The more trivial the fact, the more Percival found himself affected. He was touched with the profound pathos of Aunt Maggie's revelation of how he centered each smallest detail of her remote and lonely life; he was rendered instantly responsive to the appeal with which at the end of her letter she cried to him to come home to see her—if only for a night. "This will be the second Christmas that you have been away. The days are, oh! so very, very long for me without my darling boy."

He told Japhra that he must go—not for long, and if for longer than he thought, at least the first of the new year would see him back. They were in Essex. Urgent with this sudden determination that had him, he took train for London on the next morning, and before midday was set down at Liverpool Street Station. Holiday mood seized him now that he had taken holiday. He counted again and again the sixty-five pounds that, to his amazed joy,—he, who till now had never earned a penny!—Japhra paid him for two seasons' wage and share. It seemed a fortune—forced up the holiday spirit as bellows at a forge; and on the way to Waterloo he ridded his burning pockets of a portion of it in clothes and swagger kit-bag for this his holiday, and in presents that brought parcels of many shapes and sizes into his cab—for Aunt Maggie, for Honor, for Mr. Amber, for Mr. Hannaford, for all to whom his heart bounded now that he was to see them again.

III

In these delights he missed his train. Two hours were on his hands before the next, and as he contemplated them a daring thought (so he considered it) came to him. He took a hansom cab and bade the man drive him to Mount Street,—through Mount Street and so back again. He would see where she lived!

"Drive slowly up here," he told the man when the cab turned into the street for which he watched. "Do you know Burdon House?"

It was pointed out ahead of him. "Set down there many a time. Lord Burdon's 'ouse it was. Another party's got it now."

Percival leant back, not to be seen—not daring to be seen!—and stared, his pulses drumming, as he was slowly carried past.

Might there have troubled him some vague, secret feeling of association between himself and that brown, massive front of Burdon House with its broad steps leading to the heavy double doors, with its tall, wrought-iron railings above the area, with its old torch extinguishers on either side the entrance, with its quiet, impassive air that large old houses have, as of guardians that know much and have seen much—brides come and coffins go, birth and death, gay nights and sad, glad hours and sorry—and look to know more and see more?

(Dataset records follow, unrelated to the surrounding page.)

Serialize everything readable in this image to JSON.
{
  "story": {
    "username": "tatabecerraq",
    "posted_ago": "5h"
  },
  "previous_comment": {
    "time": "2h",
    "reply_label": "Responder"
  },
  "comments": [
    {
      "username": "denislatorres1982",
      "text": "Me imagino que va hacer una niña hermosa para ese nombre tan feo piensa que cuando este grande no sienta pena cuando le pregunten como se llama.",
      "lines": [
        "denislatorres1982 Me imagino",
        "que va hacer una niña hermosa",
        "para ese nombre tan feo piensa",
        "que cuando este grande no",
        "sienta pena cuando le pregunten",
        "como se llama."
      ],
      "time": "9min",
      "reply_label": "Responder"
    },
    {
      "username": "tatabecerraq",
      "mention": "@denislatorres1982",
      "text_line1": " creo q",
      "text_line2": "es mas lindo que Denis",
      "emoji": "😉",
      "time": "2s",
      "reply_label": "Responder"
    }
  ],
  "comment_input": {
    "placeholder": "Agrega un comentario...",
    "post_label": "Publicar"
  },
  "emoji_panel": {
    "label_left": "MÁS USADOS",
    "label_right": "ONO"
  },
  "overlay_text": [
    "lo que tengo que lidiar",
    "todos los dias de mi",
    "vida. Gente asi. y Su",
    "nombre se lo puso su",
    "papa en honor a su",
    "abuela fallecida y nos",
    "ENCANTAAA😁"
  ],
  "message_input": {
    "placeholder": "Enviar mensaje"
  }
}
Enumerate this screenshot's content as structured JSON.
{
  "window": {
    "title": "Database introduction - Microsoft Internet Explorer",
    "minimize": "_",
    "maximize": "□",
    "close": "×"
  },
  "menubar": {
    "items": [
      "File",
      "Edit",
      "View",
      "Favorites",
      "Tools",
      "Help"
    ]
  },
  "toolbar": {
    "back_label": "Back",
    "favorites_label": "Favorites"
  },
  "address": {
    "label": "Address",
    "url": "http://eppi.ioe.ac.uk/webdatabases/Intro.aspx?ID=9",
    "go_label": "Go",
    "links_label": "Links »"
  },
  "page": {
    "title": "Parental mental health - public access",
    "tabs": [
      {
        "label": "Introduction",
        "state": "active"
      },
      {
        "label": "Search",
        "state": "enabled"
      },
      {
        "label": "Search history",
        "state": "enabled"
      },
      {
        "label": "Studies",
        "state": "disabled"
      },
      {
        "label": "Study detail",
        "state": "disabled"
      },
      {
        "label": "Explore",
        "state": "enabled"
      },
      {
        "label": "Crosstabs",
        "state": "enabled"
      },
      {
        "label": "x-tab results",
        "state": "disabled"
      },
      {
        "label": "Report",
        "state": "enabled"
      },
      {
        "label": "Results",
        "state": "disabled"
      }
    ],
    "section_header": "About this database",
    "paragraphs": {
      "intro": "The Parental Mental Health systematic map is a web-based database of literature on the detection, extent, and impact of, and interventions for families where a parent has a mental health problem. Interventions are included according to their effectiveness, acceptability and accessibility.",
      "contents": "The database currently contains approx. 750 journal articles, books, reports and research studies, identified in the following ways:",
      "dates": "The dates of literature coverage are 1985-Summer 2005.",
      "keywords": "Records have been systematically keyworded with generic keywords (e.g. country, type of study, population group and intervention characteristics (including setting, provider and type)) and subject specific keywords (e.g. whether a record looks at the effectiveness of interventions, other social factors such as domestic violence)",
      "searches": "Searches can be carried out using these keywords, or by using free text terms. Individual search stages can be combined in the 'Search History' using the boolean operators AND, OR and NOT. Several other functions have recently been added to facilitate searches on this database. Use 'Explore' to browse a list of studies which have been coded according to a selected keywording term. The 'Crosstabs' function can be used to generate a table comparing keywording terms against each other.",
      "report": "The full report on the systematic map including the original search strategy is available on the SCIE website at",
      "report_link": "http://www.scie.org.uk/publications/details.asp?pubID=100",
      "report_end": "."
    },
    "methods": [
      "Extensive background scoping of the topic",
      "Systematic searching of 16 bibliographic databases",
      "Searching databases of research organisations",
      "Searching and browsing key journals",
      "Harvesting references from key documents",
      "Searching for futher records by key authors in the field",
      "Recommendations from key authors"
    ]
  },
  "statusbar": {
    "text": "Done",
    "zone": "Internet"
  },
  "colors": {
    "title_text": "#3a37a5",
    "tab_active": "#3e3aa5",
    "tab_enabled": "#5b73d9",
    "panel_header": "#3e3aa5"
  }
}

Might he have felt, as he told Aunt Maggie he had felt at Burdon Old Manor, "thinking without thinking, as if some one else were thinking," as he passed those steps where one that he might have called Father often had gaily passed, where one he might have called Mother had gone wearily up and come fainting, dizzily down?

He felt, nor was disturbed, by none of those. He only gazed, gazed as he would pierce them, at all its solemn windows, riveted its every feature on his mind; but only because it was where she must have looked, because it sheltered her where she must be. It was a new setting against which he might envisage her; he only thought of it as that.